Computer Architecture in Review

CS 301: Assembly Language Programming Lecture, Dr. Lawlor

To study for the final exam, read the lecture notes! You should be able to:

Explain the concepts
Show how to apply the concepts to concrete examples
Compare different implementations (e.g., should we use SIMD, OpenMP, or CUDA for this problem? Why?)

Performance: nanoseconds and timers

Key idea: you can scientifically measure performance, by running experiments.
    double start_time=time_in_seconds();
    run n copies of stuff
    double end_time=time_in_seconds();
    double elapsed = ( end_time - start_time ) / n copies;

Superscalar CPU performance

Key idea: the CPU circuitry tries to run your (sequential) assembly code in parallel.
Pitfall: the CPU must respecting the code's data dependencies.

Circuits are naturally parallel, this is called "instruction level parallelism"

Single Instruction, Multiple Data: parallel floats on x86 with SSE

Key idea: write special instructions (like addps) that operate on several things in parallel.
addps takes exactly the same amount of time as addss, because the hardware has multiple add circuits.

SSE: parallel floats, but can get 64 parallel *bits* with ordinary long integers.

Pitfall: for branches, code needs to compute both sides of the branch, and use bizarre bitwise selection operation:
    answer = (mask&then_answer) | ((~mask)&else_answer);

Multicore with threads

Key idea: run several functions at the same time using different cores.

    std::thread t1(do_stuff,0,n/2); // first half of the stuff
    std::thread t2(do_stuff,n/2,n); // second half of the stuff

    t1.join(); // wait for stuff
    t2.join();

Shared between threads: memory, files, network
Per-thread: registers, stack

Pitfalls:

Avoiding memory race conditions (e.g., malfunction due to shared global variables)
Having enough work to outweigh the thread start time (thousands of nanosecons)
Dividing up work evenly, so all the threads stay busy

You can also combine threads with SIMD: four cores each operating on four floats per clock cycle makes for a lot of parallelism!

Multicore with OpenMP

Key idea: compiler makes threads by splitting up the loops you indicate.

#pragma omp parallel for reduction(+:total)
    for (int i=0;i<n;i++) total+=do_stuff(i);

Much easier than manually making threads, but same pitfalls apply.

Graphics Card programming with CUDA

Key idea: graphics card is a separate computer that supports a whole lot of threads.

Example: one sequential C++ for loop:
    for (int i=0;i<n;i++) answer_array[i]=do_stuff(i);
becomes a CUDA kernel call to run n threads (in blocks of 256 threads each):
    do_stuff<<<n/256, 256>>>(gpu_answer_array);
Each thread looks up its i=threadIdx.x + blockIdx.x * blockDim.x;

You need about a million threads (!) to really get a modern GPU cranking.

Rendering Graphics with CUDA, and Branch Divergence

Key idea: parallelism across pixels.
CUDA is doing SIMD-style branches internally (branch divergence == GPU's SIMD vector width).

Macros in NASM and C

Key idea: macro = string replacement.
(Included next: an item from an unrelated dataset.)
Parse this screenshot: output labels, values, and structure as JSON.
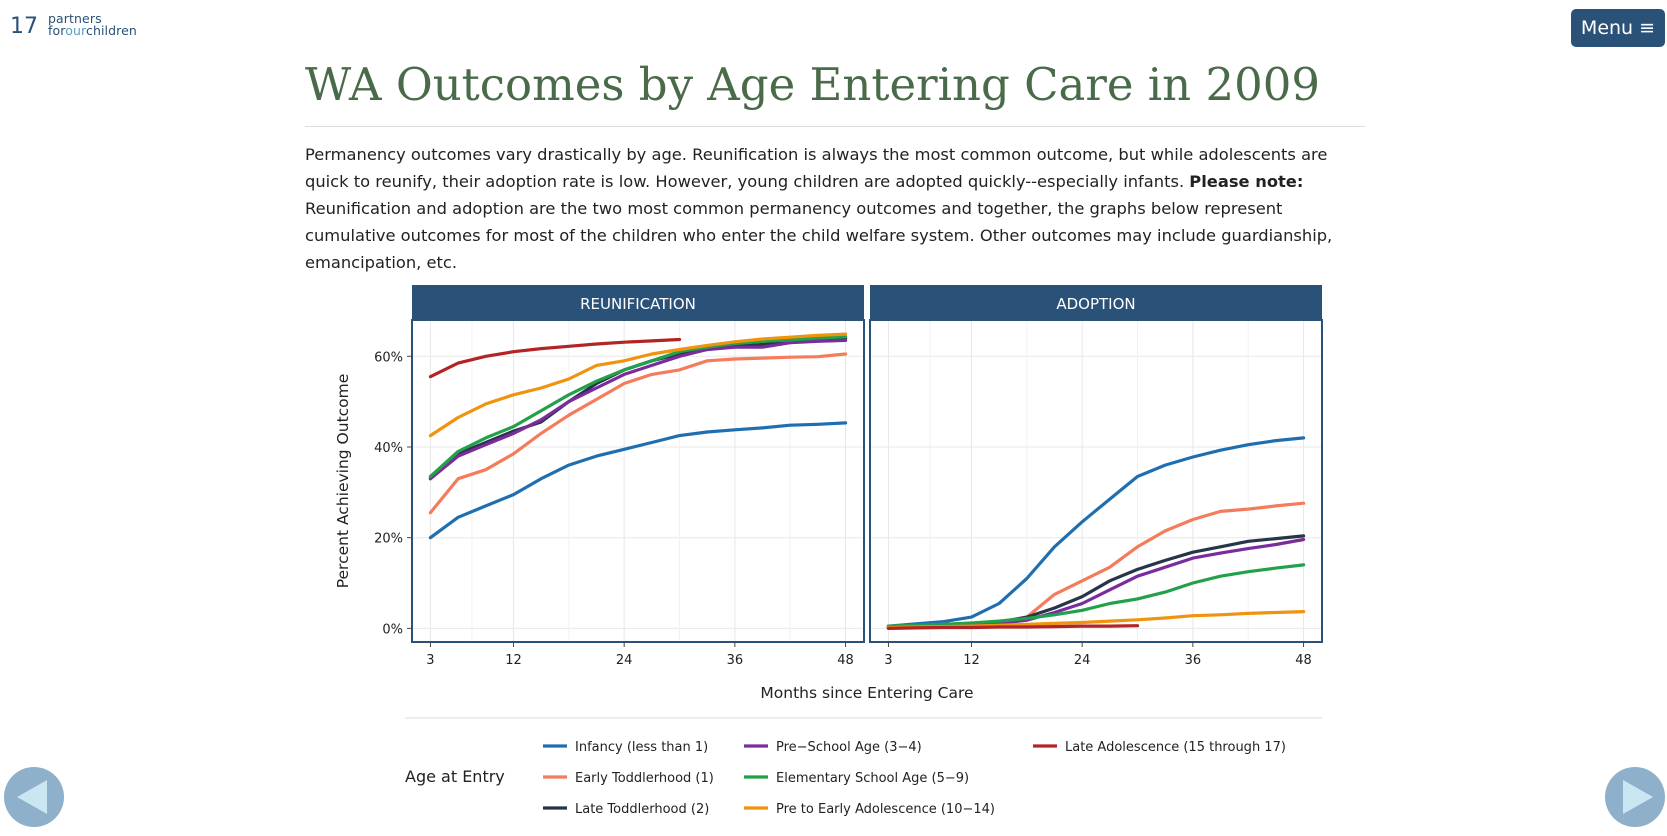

Lets you arbitrarily change language syntax.

#define SQUARE(n)   ((n)*(n))   /* parenthesis make it so SQUARE(5+5) works right */
#define DO_STUFF() do { stuff(); } while(0)    /* the do / while is so DO_STUFF(); works inside an "if" statement */
#define MAKE_STUDENT(firstname,lastname) void run_##firstname##lastname(void) { std::cout<<"Hi! I'm "<<#firstname<<"\n"; }

Systems programming: registration

Key idea: store a table of function pointers, add and look up functions from the table at runtime.

Used to implement registration in the OS, make fast switch statements, build fast interpreters, etc.

Systems programming: system calls

Key idea: directly talk to operating system using what is essentially a special kind of crash. ("syscall" or "int 0x80" instruction)

Syscalls are important for understanding the machine's security boundaries: they're the dividing line between user space (no rights) and kernel space (all the rights).

Memory Map manipulation with mmap

Key idea: your program's virtual memory shows the real physical memory indirectly, via the OS-built page table.

This lets your program put memory at any address you choose, and lets the OS lazily load parts of your program.

ARM Assembly Intro & Machine Code

Similarities to x86: instructions exist, registers exist
Differences with x86: variable-length instructions (RISC vs CISC), names and uses of registers (r0 plays role of rdi and rax), mechanics of function call (lr vs call)

ARM: focused on efficient use of silicon and energy
x86: focused on maximum single-threaded performance
GPU: focused on maximum many-thread performance

Embedded Systems programming & Raspberry Pi GPIO Pins

Key idea: control physical hardware from software by setting GPIO register values in memory.